Compete with Soyuz? SpaceX Says 'Dah!'

As lawmakers weigh the pros and cons of turning over US manned spaceflight to contractors, one commercial hopeful vowed Thursday that her firm could fly US astronauts to the orbiting space station for less than a trip on the Russian Soyuz spacecraft.

Gwynne Shotwell, president of Space X, said she could guarantee her company would be able to provide at least three flights to the International Space Station (ISS) for less than 50 million dollars a seat.

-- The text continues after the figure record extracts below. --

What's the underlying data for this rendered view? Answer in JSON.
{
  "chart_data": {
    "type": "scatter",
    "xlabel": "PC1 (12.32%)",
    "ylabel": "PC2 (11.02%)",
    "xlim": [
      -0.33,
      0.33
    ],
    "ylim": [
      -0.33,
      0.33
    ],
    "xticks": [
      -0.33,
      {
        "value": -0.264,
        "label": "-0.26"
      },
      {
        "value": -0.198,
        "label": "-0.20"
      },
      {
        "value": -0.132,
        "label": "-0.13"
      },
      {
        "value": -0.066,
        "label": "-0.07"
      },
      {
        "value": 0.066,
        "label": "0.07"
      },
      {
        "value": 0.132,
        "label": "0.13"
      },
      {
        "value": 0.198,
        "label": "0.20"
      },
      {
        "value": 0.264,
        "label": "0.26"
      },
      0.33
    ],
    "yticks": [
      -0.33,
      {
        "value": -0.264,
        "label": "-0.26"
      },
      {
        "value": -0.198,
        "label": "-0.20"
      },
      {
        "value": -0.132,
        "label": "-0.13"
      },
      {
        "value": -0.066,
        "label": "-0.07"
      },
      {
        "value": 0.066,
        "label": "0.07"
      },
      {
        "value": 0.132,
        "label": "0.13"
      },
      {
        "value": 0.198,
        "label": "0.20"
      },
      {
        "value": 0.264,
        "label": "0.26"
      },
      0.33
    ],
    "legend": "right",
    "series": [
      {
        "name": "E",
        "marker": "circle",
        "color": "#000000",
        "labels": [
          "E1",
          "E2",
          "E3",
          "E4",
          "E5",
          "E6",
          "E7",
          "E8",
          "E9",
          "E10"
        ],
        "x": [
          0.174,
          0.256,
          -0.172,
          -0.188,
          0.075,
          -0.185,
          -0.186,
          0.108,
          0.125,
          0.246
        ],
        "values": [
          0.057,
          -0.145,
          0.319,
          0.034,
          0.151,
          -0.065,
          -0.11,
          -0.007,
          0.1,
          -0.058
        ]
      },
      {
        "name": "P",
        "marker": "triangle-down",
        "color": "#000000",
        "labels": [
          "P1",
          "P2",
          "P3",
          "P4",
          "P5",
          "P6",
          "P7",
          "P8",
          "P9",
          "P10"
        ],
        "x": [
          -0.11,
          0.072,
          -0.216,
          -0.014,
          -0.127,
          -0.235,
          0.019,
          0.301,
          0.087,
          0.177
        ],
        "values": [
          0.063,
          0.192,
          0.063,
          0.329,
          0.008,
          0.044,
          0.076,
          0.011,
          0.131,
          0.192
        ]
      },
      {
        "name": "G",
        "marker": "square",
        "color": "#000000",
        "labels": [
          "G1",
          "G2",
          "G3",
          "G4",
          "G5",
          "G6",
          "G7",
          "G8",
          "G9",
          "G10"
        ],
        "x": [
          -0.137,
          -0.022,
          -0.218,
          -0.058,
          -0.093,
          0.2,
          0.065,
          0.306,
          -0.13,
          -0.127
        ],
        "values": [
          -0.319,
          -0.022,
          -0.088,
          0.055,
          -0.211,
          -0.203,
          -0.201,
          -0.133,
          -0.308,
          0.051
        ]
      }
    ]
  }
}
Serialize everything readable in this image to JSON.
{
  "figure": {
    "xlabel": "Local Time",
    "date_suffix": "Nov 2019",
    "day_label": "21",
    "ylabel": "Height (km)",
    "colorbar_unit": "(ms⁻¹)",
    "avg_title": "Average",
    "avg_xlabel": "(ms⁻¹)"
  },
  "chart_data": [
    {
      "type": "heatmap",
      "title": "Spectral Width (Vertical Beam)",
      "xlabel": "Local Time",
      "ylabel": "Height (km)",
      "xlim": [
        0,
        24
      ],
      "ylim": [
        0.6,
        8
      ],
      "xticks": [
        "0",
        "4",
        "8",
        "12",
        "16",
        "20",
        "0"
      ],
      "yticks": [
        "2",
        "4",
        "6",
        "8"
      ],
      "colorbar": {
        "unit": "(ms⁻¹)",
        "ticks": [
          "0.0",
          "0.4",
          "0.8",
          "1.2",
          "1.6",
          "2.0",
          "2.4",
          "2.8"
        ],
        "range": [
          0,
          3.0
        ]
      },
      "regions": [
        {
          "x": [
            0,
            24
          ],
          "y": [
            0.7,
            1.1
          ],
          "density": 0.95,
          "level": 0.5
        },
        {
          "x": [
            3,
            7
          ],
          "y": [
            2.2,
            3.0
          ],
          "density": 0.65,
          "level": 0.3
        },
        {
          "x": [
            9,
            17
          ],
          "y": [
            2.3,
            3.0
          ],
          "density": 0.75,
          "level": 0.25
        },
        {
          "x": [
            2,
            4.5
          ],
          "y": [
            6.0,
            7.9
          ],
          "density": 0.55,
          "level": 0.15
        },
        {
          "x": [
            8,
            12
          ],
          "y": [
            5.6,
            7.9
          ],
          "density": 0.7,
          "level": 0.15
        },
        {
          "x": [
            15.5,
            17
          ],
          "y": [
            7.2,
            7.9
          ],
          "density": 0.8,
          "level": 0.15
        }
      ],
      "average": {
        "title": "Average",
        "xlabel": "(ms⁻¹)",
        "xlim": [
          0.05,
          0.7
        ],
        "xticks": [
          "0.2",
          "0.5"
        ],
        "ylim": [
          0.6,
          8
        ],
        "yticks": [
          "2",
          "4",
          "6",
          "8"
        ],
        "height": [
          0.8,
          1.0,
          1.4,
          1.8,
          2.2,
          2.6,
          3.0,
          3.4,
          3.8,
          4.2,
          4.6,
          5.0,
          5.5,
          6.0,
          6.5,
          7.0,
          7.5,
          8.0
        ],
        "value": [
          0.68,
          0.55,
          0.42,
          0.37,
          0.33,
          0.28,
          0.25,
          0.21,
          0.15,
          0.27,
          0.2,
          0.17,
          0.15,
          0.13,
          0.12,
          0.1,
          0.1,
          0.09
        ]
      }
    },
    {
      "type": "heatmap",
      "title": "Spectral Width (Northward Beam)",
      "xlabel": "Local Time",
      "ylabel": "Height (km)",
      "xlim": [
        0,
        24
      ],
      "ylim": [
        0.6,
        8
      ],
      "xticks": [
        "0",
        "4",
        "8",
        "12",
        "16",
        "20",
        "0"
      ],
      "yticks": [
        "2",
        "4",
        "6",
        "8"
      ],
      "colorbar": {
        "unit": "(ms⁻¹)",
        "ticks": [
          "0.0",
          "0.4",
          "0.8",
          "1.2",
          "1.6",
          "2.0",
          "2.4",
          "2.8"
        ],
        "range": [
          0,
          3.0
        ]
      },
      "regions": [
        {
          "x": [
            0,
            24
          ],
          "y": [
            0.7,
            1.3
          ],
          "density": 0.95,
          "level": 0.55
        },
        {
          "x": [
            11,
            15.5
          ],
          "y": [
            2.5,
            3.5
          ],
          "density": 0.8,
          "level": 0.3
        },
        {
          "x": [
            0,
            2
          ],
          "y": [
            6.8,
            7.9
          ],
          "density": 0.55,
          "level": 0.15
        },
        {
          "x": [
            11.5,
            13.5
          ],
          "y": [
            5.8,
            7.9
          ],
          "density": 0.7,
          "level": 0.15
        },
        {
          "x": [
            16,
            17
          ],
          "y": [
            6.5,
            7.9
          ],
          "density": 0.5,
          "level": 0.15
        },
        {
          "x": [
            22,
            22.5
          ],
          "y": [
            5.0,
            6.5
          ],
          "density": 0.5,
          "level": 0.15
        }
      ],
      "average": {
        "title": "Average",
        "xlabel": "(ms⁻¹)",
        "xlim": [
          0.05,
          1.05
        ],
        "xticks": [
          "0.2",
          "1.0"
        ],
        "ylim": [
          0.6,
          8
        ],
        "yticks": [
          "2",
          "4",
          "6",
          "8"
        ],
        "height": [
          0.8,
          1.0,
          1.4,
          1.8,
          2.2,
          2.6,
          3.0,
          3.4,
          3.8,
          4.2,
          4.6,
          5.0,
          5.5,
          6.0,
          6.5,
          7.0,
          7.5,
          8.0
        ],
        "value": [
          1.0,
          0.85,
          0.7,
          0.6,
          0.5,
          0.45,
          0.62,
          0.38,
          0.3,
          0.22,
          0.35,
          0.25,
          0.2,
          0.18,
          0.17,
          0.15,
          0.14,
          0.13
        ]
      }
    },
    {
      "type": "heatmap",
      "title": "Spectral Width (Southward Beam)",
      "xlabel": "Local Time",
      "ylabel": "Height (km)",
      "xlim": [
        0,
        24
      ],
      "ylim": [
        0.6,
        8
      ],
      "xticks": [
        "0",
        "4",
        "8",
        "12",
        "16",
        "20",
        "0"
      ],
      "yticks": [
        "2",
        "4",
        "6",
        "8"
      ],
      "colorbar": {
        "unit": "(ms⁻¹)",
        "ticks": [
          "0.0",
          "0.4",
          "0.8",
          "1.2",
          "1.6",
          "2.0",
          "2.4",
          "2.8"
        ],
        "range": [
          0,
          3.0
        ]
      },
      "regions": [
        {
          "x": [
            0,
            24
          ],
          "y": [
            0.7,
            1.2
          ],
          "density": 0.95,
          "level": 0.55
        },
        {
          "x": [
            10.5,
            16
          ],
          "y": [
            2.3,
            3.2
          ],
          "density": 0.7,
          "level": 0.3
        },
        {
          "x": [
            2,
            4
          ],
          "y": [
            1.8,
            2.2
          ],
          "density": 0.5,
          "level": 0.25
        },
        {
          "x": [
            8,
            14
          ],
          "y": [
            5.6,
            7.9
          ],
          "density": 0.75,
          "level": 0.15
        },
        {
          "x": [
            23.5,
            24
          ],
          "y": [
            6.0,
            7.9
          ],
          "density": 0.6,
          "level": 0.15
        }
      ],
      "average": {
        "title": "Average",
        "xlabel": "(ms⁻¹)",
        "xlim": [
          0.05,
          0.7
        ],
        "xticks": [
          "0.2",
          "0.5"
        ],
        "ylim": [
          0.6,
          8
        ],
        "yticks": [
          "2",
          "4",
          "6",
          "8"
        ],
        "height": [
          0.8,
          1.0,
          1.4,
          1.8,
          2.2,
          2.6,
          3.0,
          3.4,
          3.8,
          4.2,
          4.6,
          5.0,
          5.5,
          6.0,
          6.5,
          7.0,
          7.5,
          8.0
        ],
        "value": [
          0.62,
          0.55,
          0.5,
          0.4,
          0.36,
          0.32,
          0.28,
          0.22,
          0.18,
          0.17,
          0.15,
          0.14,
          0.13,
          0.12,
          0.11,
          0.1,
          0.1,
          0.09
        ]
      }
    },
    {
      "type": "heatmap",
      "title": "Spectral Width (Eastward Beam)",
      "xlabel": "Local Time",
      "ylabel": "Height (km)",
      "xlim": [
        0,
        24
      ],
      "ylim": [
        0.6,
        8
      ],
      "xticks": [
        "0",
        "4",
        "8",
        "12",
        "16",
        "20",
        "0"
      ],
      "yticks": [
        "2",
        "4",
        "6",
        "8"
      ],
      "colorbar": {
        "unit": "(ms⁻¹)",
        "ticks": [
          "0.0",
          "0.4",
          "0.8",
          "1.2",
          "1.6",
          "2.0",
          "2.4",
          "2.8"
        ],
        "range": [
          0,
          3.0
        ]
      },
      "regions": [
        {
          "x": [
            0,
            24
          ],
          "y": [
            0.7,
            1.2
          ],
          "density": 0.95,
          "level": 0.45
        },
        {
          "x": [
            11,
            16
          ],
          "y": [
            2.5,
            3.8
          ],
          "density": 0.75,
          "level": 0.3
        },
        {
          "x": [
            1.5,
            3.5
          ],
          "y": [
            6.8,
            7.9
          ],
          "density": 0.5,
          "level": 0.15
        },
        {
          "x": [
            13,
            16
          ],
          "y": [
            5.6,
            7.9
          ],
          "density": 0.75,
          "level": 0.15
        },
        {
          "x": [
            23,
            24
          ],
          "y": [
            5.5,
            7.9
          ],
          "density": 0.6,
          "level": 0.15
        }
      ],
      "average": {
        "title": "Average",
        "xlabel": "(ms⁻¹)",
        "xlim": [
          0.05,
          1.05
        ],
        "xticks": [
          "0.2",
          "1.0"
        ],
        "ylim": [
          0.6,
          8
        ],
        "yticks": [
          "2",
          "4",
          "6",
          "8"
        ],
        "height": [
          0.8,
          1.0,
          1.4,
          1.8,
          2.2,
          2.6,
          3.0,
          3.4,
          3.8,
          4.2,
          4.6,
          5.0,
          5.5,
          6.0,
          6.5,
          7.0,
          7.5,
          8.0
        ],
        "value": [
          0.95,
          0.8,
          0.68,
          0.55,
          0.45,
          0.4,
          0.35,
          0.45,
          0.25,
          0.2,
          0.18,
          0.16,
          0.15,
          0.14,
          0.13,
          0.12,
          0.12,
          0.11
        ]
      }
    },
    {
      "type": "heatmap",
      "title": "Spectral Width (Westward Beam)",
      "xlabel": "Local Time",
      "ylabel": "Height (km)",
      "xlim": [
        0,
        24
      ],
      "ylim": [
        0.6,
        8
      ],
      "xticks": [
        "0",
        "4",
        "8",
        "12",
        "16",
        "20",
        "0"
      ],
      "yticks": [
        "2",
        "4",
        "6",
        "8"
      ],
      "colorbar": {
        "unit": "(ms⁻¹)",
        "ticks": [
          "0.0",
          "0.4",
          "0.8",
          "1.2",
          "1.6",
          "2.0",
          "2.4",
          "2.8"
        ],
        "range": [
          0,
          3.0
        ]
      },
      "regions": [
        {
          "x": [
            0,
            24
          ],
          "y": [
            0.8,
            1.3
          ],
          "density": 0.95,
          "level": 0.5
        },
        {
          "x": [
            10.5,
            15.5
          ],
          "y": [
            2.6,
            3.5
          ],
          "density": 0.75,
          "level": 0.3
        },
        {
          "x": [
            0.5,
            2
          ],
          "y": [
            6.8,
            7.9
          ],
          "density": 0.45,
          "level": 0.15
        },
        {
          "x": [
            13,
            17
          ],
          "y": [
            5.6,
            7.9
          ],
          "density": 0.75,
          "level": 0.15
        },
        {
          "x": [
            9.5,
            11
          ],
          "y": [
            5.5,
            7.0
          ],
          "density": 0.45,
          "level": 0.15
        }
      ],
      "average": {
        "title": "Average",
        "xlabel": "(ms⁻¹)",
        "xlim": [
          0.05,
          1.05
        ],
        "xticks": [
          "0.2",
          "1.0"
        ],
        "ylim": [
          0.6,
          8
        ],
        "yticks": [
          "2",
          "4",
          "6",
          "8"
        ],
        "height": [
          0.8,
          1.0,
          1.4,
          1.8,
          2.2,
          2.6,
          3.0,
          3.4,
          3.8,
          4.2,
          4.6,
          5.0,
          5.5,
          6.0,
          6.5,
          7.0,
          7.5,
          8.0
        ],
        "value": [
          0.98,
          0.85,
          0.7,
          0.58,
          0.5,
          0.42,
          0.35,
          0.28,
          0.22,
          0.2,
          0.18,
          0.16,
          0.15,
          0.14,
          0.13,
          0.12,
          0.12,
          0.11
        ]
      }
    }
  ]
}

A ride on the Soyuz currently costs the US space agency NASA 51 million dollars per astronaut, and that price is likely to rise when current agreements expire, reports The Earth Times.

The first SpaceX Falcon 9 booster is set for launch from Cape Canaveral Complex 40 for April 12, 2010 - only 72 hours prior to the visit of President Barack Obama at the Kennedy Space Center for the presidential space conference.

United Launch Alliance — a jointly-owned partnership of defense giants Boeing and Lockheed Martin — offered his “full support” to the Obama Administration NASA FY 2011 budget proposal that cancels the Constellation program and engages the American commercial space launch sector during a U.S. Senate Commerce subcommittee hearing on the future of American spaceflight, according to a report in The Orlando Sentinel.

United Launch Alliance will boost at Atlas V to space on April 19, 2010 in the wake of the presidential visit to the Kennedy Space Center with the secretive yet unmanned X39B mini-space shuttle.